A study by the Colorado State University found the Qi wireless technology to be between 60 and 70 per cent efficient in power transfer.
This inefficiency shows up in the form of heat. And as the wireless charging surface gets warm, it could also shorten the lifespan of the phone's battery over time.
In 2013, coffee-chain Starbucks added wireless-charging mats to select stores in the United States. Last year, the company expanded it to the UK. However, Starbucks told The Straits Times that it does not plan to install wireless-charging stations here yet.
Unlike the Qi-based wireless- charging stations at McDonald's, the ones at Starbucks use a competing standard by the Power Matters Alliance (PMA). The two are not compatible.
The fragmented nature of the technology, with multiple competing standards, has been holding back its mainstream adoption, said IDC analyst Bryan Ma.
Market research firm IHS Markit predicts that just 10 per cent of smartphones shipped in 2016 will have wireless-charging capability.
But things have been improving. Last year, PMA merged with the Alliance for Wireless Power group to form the AirFuel Alliance, reducing the number of players from three to two.
Standing in the way of the Airfuel Alliance is the Wireless Power Consortium, which is responsible for the Qi standard, arguably the most commonly used wireless-charging technology in mobile devices.
"The presence of two standards has definitely slowed things down in terms of adoption in the smartphone market, said IHS Markit analyst Vicky Yussuff, adding that the two standards can co-exist.
She added that multi-standard solutions are already becoming available. The latest Samsung Galaxy S7 and S7 edge smartphones support both Qi and PMA standards.
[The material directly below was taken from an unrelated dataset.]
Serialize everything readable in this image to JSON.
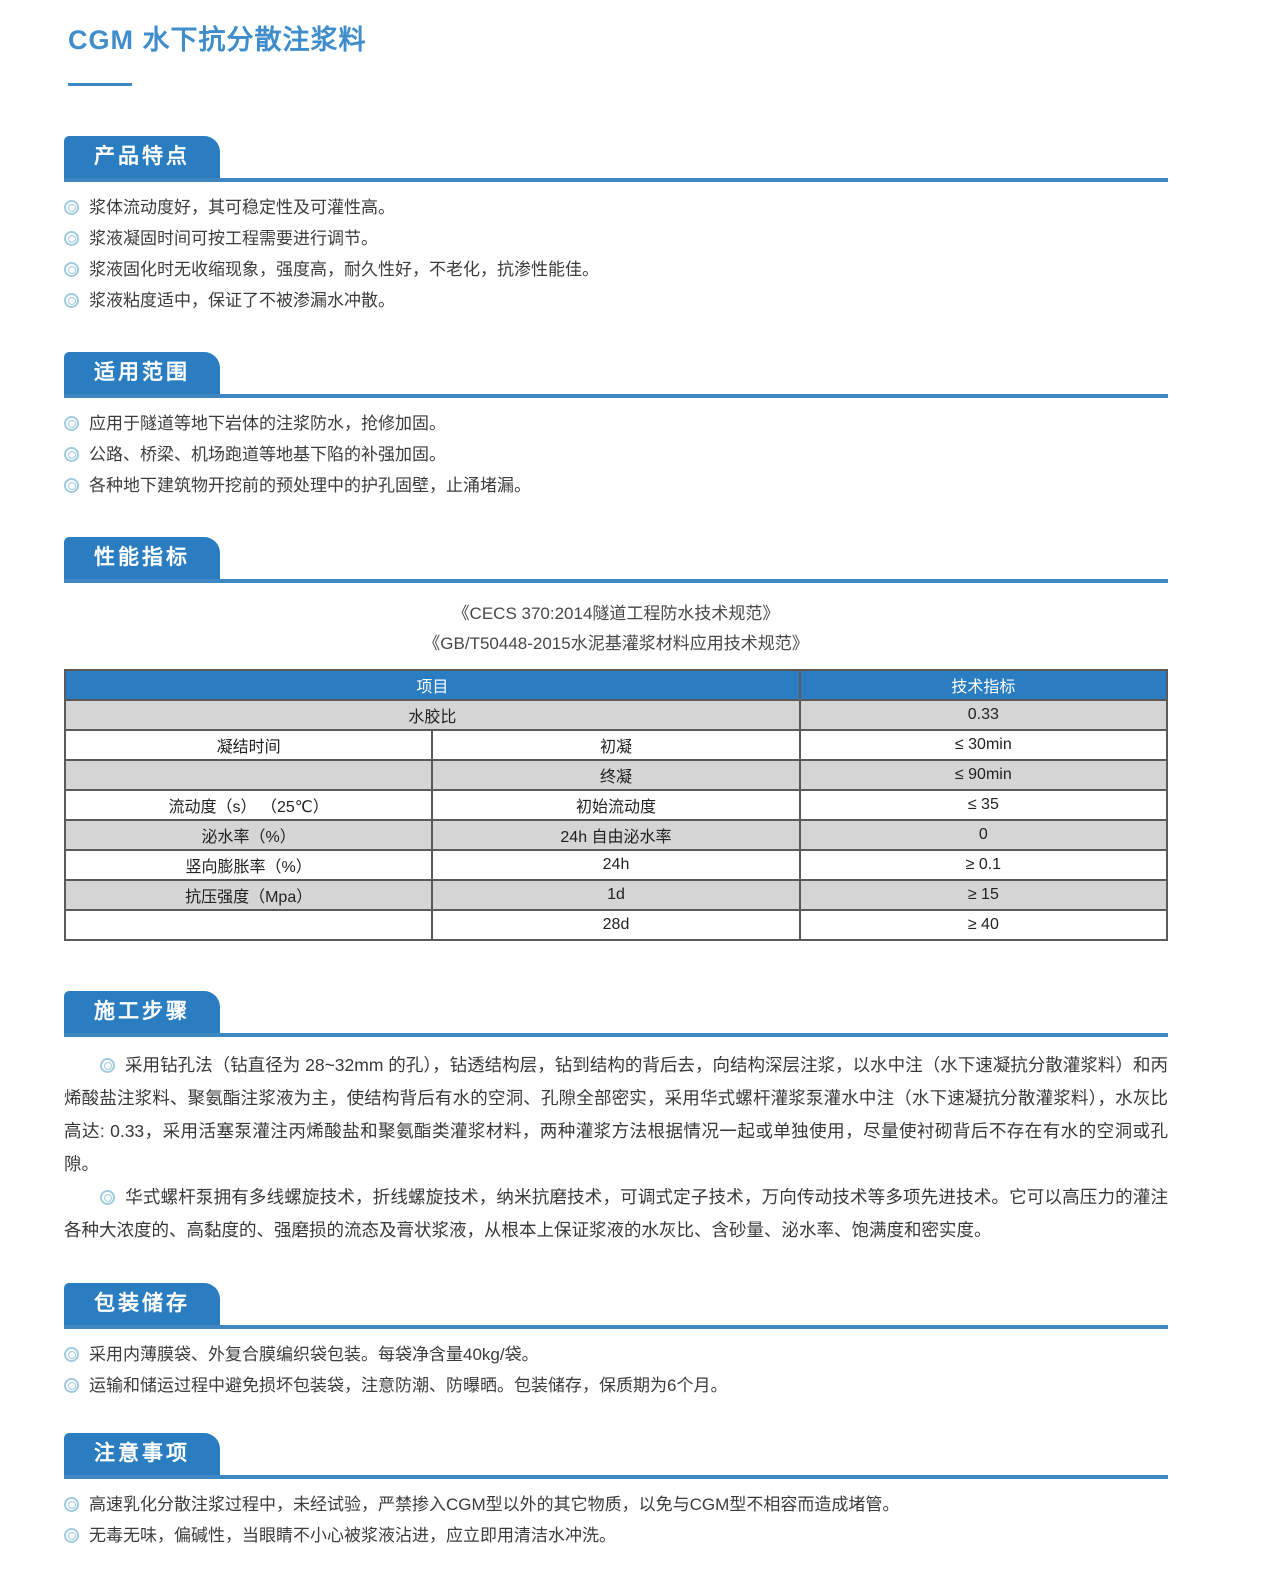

Tech giant Apple has yet to implement wireless charging in its iPhones. But the firm recently dipped its toes into the technology with the Apple Watch.
This leads Ms Yussuff to predict that Apple will release a wireless-charging-enabled iPhone in the next 18 months.
Mr Ma believes that it could take years to iron out the kinks in wireless charging in mobile devices. But he says that the technology could gain traction in wearables and motor vehicles. "Wireless charging makes sense for wearables given the small size constraints and waterproofing issues around open USB ports," he said.
The technology can also reduce cable clutter in cars. Models from the likes of Audi, General Motors and Toyota already come with wireless chargers.
But there is a long road ahead for the technology to win over the average consumer.
Samsung Galaxy S6 owner Christopher Chua got a free wireless-charging pad when he bought the phone last year. But he stopped using it after a while.
"I charge my phone when I go to bed. But the wireless charger stops working when the phone is fully charged. I wake up the next morning and the phone is less than 100 per cent charged," he said.